Iona couldn't quite catch up with him, Seda was limping more and more. Her father said:

“My daughter will find someone else, it's a tragedy, but you've got to keep going in life, I don't need to tell you guys that, right? You know the boys I'm talking about? Those kids. I'll miss them; no way around that. I would've liked to have a son. But then who'd hire you guys? But that kid wasn't perfect. Where were they coming from, in the wee hours on a Sunday morning? They died coming out of Vidreres. But where were they coming from, at that time of the night? Where were they going? I wonder where all this is going to lead. We won't be able to change Mireia; she'll stay in Girona forever. Real bad luck, shit, you can't even begin to imagine.”

“Dad,” she said, worried that he would think she'd heard him.

“Oh, there you are. I was just coming to look for you.”
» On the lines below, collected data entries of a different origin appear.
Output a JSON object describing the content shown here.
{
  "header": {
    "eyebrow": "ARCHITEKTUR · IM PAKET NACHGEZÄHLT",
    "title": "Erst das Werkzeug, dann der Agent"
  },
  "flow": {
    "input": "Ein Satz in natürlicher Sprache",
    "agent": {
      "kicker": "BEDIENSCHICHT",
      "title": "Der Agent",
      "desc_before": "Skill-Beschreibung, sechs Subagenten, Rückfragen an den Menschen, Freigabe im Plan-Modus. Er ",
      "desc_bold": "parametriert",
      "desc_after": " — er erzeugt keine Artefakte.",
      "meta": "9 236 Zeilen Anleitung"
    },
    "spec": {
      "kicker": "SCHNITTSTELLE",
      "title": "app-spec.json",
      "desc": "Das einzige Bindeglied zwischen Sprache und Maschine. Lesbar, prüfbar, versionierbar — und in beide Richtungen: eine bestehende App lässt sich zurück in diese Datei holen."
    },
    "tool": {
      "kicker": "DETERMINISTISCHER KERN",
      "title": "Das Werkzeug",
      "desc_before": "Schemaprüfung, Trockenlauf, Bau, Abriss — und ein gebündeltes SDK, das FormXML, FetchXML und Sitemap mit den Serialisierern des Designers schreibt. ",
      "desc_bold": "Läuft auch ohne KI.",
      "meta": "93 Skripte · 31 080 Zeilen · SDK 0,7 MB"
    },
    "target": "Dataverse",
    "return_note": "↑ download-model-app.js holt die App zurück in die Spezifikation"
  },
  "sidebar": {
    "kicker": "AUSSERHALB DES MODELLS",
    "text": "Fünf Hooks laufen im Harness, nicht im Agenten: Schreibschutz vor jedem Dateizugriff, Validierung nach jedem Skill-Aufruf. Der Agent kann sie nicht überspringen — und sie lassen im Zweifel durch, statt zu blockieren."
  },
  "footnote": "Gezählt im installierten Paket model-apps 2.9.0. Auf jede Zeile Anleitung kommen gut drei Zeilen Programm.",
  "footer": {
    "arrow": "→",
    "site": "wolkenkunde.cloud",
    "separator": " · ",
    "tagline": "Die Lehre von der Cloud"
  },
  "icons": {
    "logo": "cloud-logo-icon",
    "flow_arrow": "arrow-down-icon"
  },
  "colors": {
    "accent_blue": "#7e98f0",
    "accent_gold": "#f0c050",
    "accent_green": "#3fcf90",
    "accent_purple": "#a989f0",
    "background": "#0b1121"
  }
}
Excited by him greeting Iona, the dog trotted as best she could over to her owner. She ran circles around his legs, happy and with her tongue out, but she was in such pain that she wasn't nimble enough and made him stumble. He kicked the dog's belly to get her out of his way, and she cried out, moaned, and lowered her ears as she moved away with her tail between her legs. Ondó, one of the day laborers, was smiling until he saw Iona's expression. Then he looked her in the eye and smiled even wider, revealing all his teeth.